Model 60; Stainless Painless (For the shooter, that is…)
I spent a number of years carrying the S&W 340PD as a jogging/backup gun. Those years were painful ones at the range. I try to train with at least 100 rounds of full power defensive ammo in my carry pieces. Therefore I often bloodied the web between my thumb and index finger, even though the 340PD had formed a callous where most of the force would transfer to my hand. That revolver, while insanely light, is true misery to fire. While that gun now resides in my workshop instead of on my hip, I’m still a fan of the .357 chambered J-frame. However, I just prefer a more comfortable and versatile model: The Model 60-15 “Pro Series”.
Weighing in at roughly double the weight of the 340PD, the Model 60 in Pro Series guise was introduced in 2007. Featuring a slab sided barrel, Trijicon tritium front ramp sight, brushed stainless finish and wooden grips, this 60 is a handsome devil. (Interesting side note: the 1965 Model 60’s were the first stainless revolvers produced by S&W) The rear sight is also easily adjustable for windage and elevation. One aspect of working behind a gun counter that cuts both ways is looking at the guns all day. The more, I looked at and handled the Model 60, the more I liked it as an alternative to the 340PD. Therefore, I eventually purchased one for myself.
Specs, Per S&W:
SKU: 178013Model: Performance Center® Pro Series® Model 60Caliber: 357 Magnum, 38 S&W SPECIAL +PCapacity: 5Barrel Length: 3″ / 7.6 cmOverall Length: 8.7″Front Sight: Night SightRear Sight: AdjustableAction: Single/Double ActionGrip: WoodWeight: 22.9 oz / 649.2gCylinder Material: Stainless SteelBarrel Material: Stainless SteelFrame Material: Stainless SteelFrame Finish: Satin StainlessPurpose: Concealed Carry, Home Protection, Personal Protection, State ComplianceMSRP: $819.00
At the Range and on the hip
The Model 60 Pro Series’ trigger in double action is typical of the exposed hammer J-Frames: heavy but predictable. In single action, it is a very crisp 3lbs. The wooden round butt grips extend downwards from the frame about an inch, enough for me to just barely get all of my fingers on the grip. Even when firing 100 rounds of .357, there are no hot spots in the metacarpal zone of my hand. Neither is there on the knuckle of my middle finger where it rests under the trigger guard. I usually can keep all 5 rapid shots with the Model 60 in the A zone on an IPSC target out to about 20-25 yards as well. Steel silhouettes yield easy hits out to 50y thanks to the longer sight radius and the ability to fire it in single action.

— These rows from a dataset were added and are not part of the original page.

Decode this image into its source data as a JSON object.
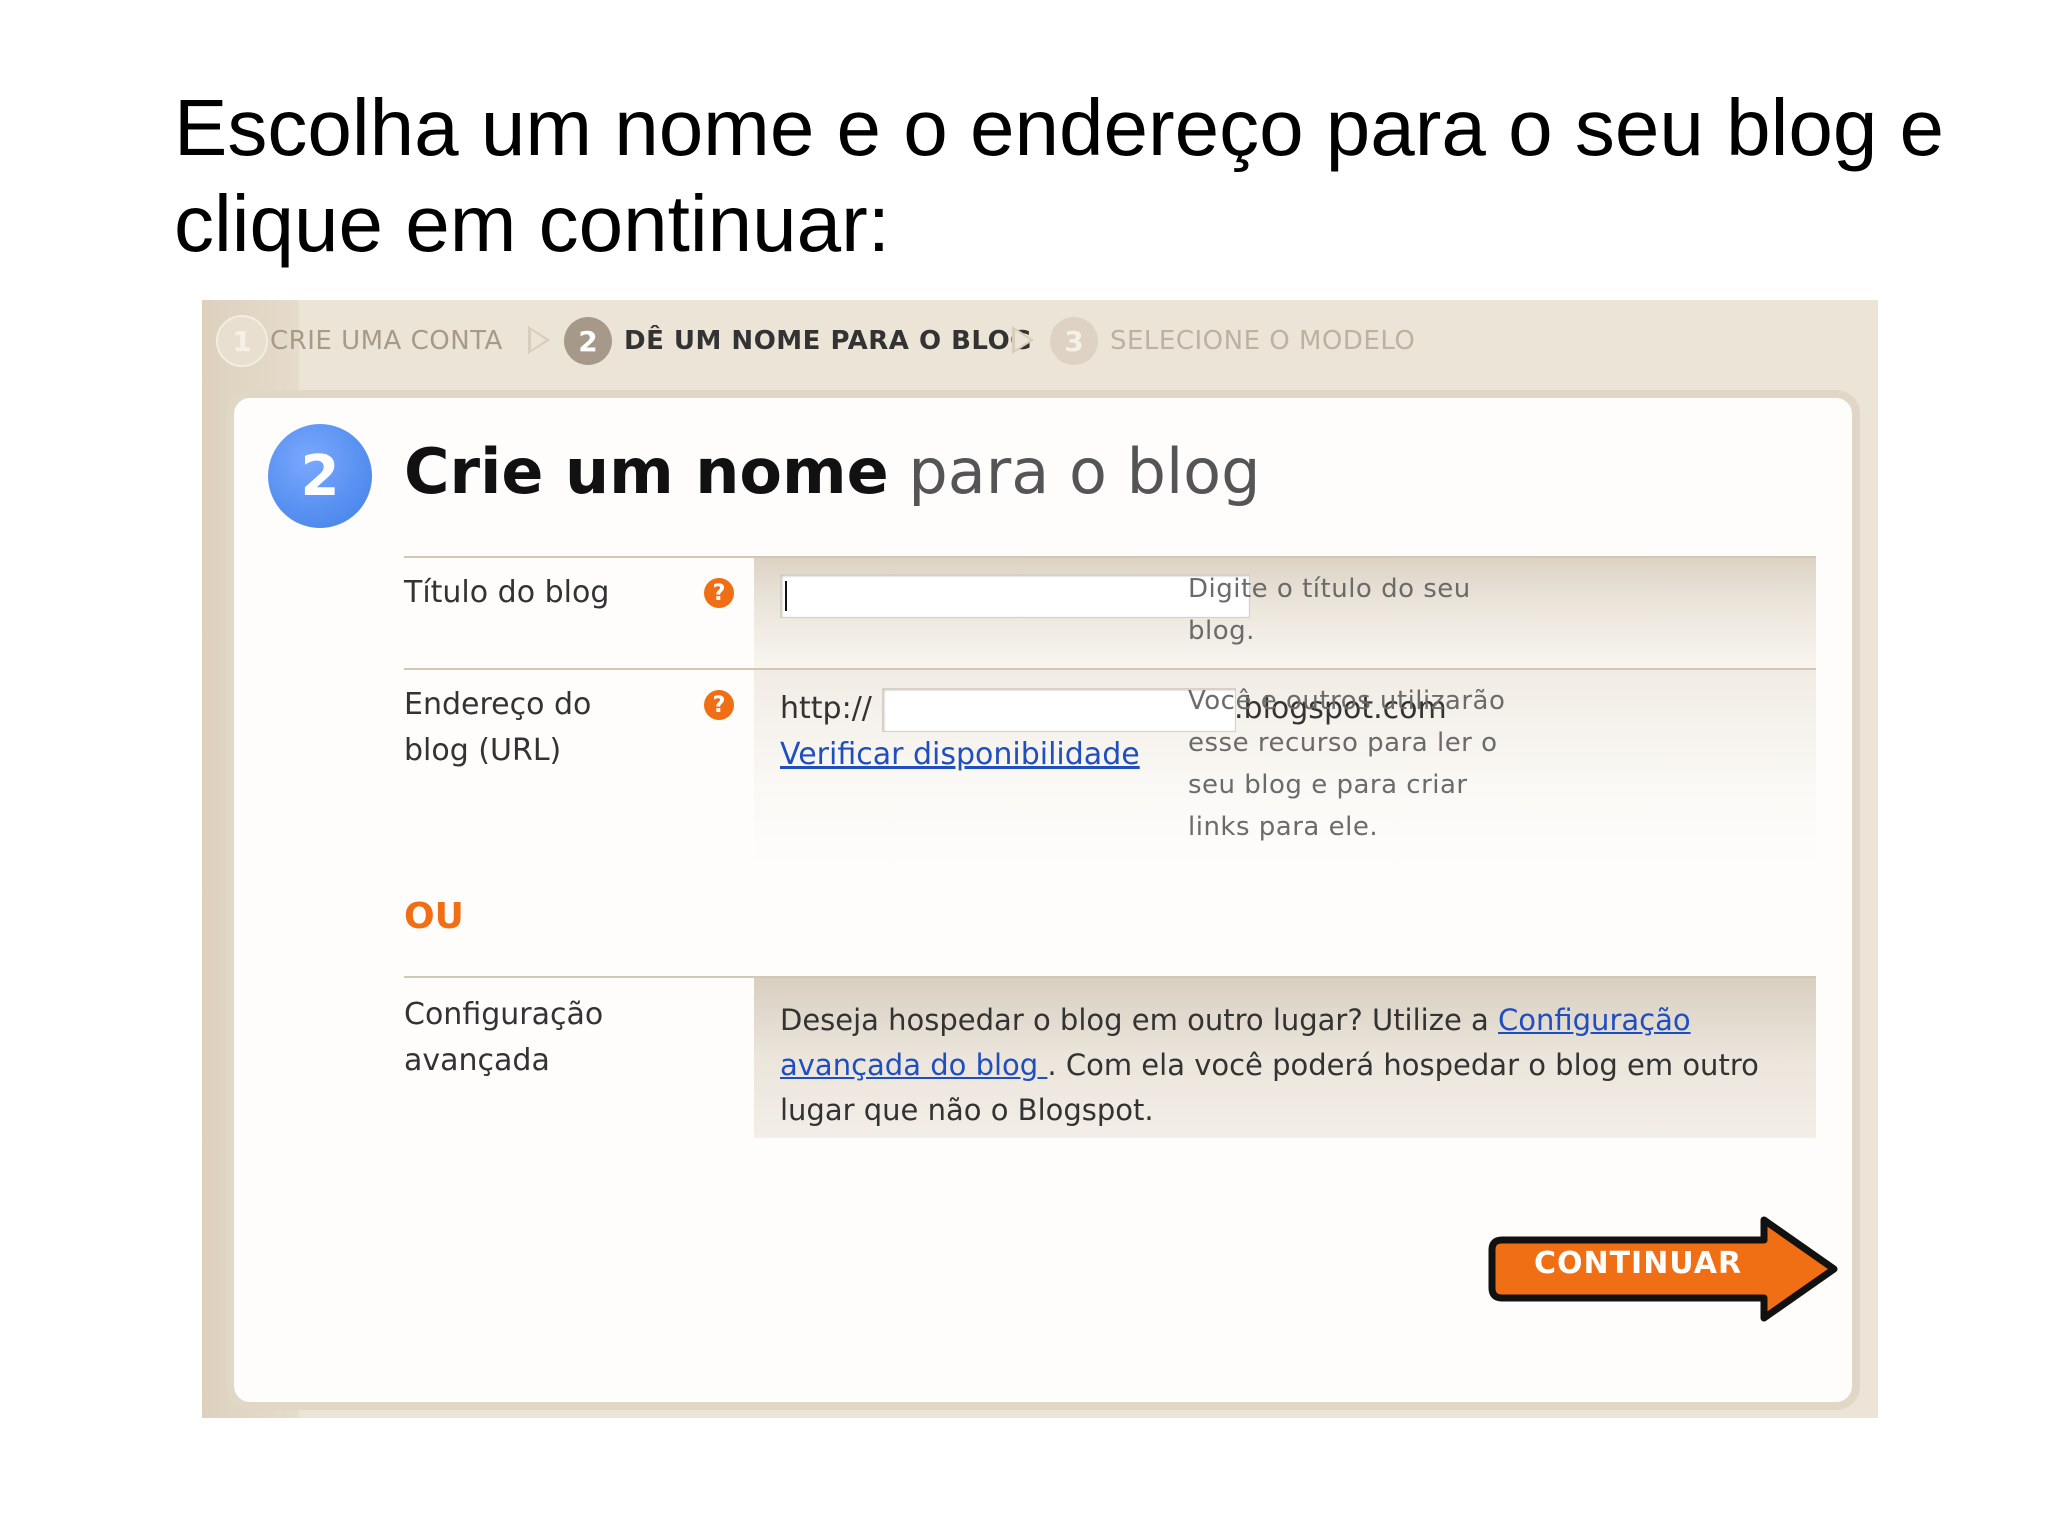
{
  "slide": {
    "title": "Escolha um nome e o endereço para o seu blog e clique em continuar:"
  },
  "steps": [
    {
      "num": "1",
      "label": "CRIE UMA CONTA",
      "state": "done"
    },
    {
      "num": "2",
      "label": "DÊ UM NOME PARA O BLOG",
      "state": "active"
    },
    {
      "num": "3",
      "label": "SELECIONE O MODELO",
      "state": "pending"
    }
  ],
  "card": {
    "step_num": "2",
    "title_bold": "Crie um nome",
    "title_light": "para o blog"
  },
  "fields": {
    "blog_title": {
      "label": "Título do blog",
      "help_icon": "question-icon",
      "value": "",
      "hint": "Digite o título do seu blog."
    },
    "blog_address": {
      "label": "Endereço do blog (URL)",
      "help_icon": "question-icon",
      "prefix": "http://",
      "value": "",
      "suffix": ".blogspot.com",
      "check_link": "Verificar disponibilidade",
      "hint": "Você e outros utilizarão esse recurso para ler o seu blog e para criar links para ele."
    }
  },
  "or_label": "OU",
  "advanced": {
    "label": "Configuração avançada",
    "text_before": "Deseja hospedar o blog em outro lugar? Utilize a ",
    "link": "Configuração avançada do blog ",
    "text_after": ". Com ela você poderá hospedar o blog em outro lugar que não o Blogspot."
  },
  "continue_button": {
    "label": "CONTINUAR",
    "color": "#f06e14"
  },
  "colors": {
    "accent_orange": "#f06e14",
    "step_blue": "#3f7fe6",
    "link_blue": "#1f4fbf",
    "frame_beige": "#ece4d6"
  }
}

Carrying the Model 60 was comfortable either inside or outside the waistband with a leather holster. There were very few times where the hammer has bothered me while skiing or biking. It cannot, however, hold a candle to any of the hammerless ultracompact J-frames like the 340PD when it comes to ankle or pocket carry. Shell ejection out of a hot cylinder on the Model 60 has never been an issue for me like it has been with the 340PD.
Sadly, my Model 60 carries the dubious distinction of being the only revolver to have a total mechanical failure at the range: The top of the trigger sheared off at only about round #1200 through the gun, requiring a trip back to S&W, and downgrading my Model 60 from carry piece to range piece.
With its 3″ barrel, exposed hammer, adjustable rear and tritium front sight, and slightly larger grip, the Model 60 Pro Series sits comfortably in the middle ground between the smallest and largest .357 revolvers. It performs excellently as a concealed piece, yet is easy to hit accurately at range. My particular model also introduced me personally to the notion that revolver can and do fail, however.
For a while, the S&W Model 60 stood out as a great middle ground option between a compact and full size .357 magnum that could do almost everything the smaller or larger revolvers could do, without the downsides. That being said, these days the Model 60 is bested in many ways by the Kimber K6S 3″.